Trip hop has gotten a bad rap. I was there when it became the blandest fodder for the tasteful elite, becoming background music for dinner parties and art openings. Most of its finest practitioners have not only denounced the name (which fits the style perfectly, but more on that later), but have moved on to other styles, attempting to distance themselves from the loping haze of the style they themselves pioneered. Massive Attack's Heligoland was an overguested step in the right direction after the stuttering glitch of 100th Window, Tricky has gone off the rails into critical respectablilty and tasteful irrelevance, Portishead disappeared for a decade before returning with a great album that they have yet to follow up, and Nightmares On Wax have been hit-or-miss, with solid moments next to missteps like 2002's vocals-heavy Mind Elevation. While I agree that market saturation might have instigated a holdoff, what happened to turn this into a musical whipping boy?

Trip hop, the term, has been much derided, but I have to agree with Simon Reynolds' assertion that not only is it a handy shorthand, but it's a highly descriptive term. The hallucinatory spatial disorientation caused by the presentation of mutiple samples with multiple ambiences is grounded by a steady, loping breakbeat, taken from the funky grooves of hip hop's history, then rubberized, tenderized, and left to gather dust. It's psychedelic and resolutely urban - sure it sounds good in the 'burbs, but this is human music for concrete jungles. The edgy darkness of some of the best records make you wonder what's around the corner in the alley, and the soulful samples and oft-present "haunted diva" provide some human reassurance. It's groovy, it's not in a hurry, and it's been known to tickle one's brain and alter their mood. When I find myself listening to Mezzanine on repeat in the grey, rainy late autumn, I know I've got to pull myself out a funk.

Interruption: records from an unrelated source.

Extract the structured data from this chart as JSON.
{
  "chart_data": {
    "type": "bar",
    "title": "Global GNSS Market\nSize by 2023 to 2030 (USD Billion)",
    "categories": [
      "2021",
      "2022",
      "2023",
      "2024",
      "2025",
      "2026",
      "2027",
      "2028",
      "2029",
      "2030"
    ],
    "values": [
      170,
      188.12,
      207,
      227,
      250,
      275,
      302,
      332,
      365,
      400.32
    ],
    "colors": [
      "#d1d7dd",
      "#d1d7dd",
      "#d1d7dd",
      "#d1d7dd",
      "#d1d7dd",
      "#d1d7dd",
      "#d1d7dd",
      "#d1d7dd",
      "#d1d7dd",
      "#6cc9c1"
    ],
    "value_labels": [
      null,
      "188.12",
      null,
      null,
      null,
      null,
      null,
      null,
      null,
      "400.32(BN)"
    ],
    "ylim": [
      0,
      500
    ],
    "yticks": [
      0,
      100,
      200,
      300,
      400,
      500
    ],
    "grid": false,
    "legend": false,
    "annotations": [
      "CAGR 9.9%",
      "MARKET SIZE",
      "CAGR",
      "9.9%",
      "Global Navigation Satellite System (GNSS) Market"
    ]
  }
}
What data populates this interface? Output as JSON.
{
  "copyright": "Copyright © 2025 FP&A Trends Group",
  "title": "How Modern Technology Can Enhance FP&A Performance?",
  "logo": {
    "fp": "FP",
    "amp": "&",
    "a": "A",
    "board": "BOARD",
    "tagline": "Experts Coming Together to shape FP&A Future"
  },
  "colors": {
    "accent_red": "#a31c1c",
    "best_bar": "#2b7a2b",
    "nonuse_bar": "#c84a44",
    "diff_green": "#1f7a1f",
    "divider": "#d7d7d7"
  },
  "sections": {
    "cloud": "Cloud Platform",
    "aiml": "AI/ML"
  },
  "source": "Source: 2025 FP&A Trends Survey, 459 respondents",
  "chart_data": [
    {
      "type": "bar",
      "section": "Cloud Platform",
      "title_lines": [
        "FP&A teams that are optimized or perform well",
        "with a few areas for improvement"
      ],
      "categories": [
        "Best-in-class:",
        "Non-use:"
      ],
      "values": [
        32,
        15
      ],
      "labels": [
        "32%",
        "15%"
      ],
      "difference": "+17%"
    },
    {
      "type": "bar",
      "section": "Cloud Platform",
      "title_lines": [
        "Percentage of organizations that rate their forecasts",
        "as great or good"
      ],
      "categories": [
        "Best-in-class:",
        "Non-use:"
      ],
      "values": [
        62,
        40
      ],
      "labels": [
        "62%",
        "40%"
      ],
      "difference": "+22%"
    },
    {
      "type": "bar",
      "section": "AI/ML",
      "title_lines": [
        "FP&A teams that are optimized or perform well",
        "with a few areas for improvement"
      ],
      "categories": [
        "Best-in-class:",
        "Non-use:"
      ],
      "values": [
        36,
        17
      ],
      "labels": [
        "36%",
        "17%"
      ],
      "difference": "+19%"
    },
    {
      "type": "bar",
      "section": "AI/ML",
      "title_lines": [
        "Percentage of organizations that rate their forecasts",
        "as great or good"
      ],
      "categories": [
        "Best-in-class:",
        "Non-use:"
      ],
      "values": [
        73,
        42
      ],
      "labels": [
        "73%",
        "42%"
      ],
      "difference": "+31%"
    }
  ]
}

What happened? There's always the theory that if it was cool ten years ago, it's lame now, sure. We're in the midst of a DayGlo Revolution, and things have been pretty grim. The economy's in the toilet, the housing market dropped out, unemployment is spiking, nothing is getting done cause everyone's stubborn - this is not the time for a grim 'n' gritty soundtrack. People need to dance their troubles away to popclash or whatever today's irono-disco-new-wave hybrid is. If Maxinquaye were a "major label new release" album today, it would inspire mass suicides, cause that is DARK, man. But for whatever reason it's out of vogue right now, mark my words that some variation of it will be back in a BIG way in a few years.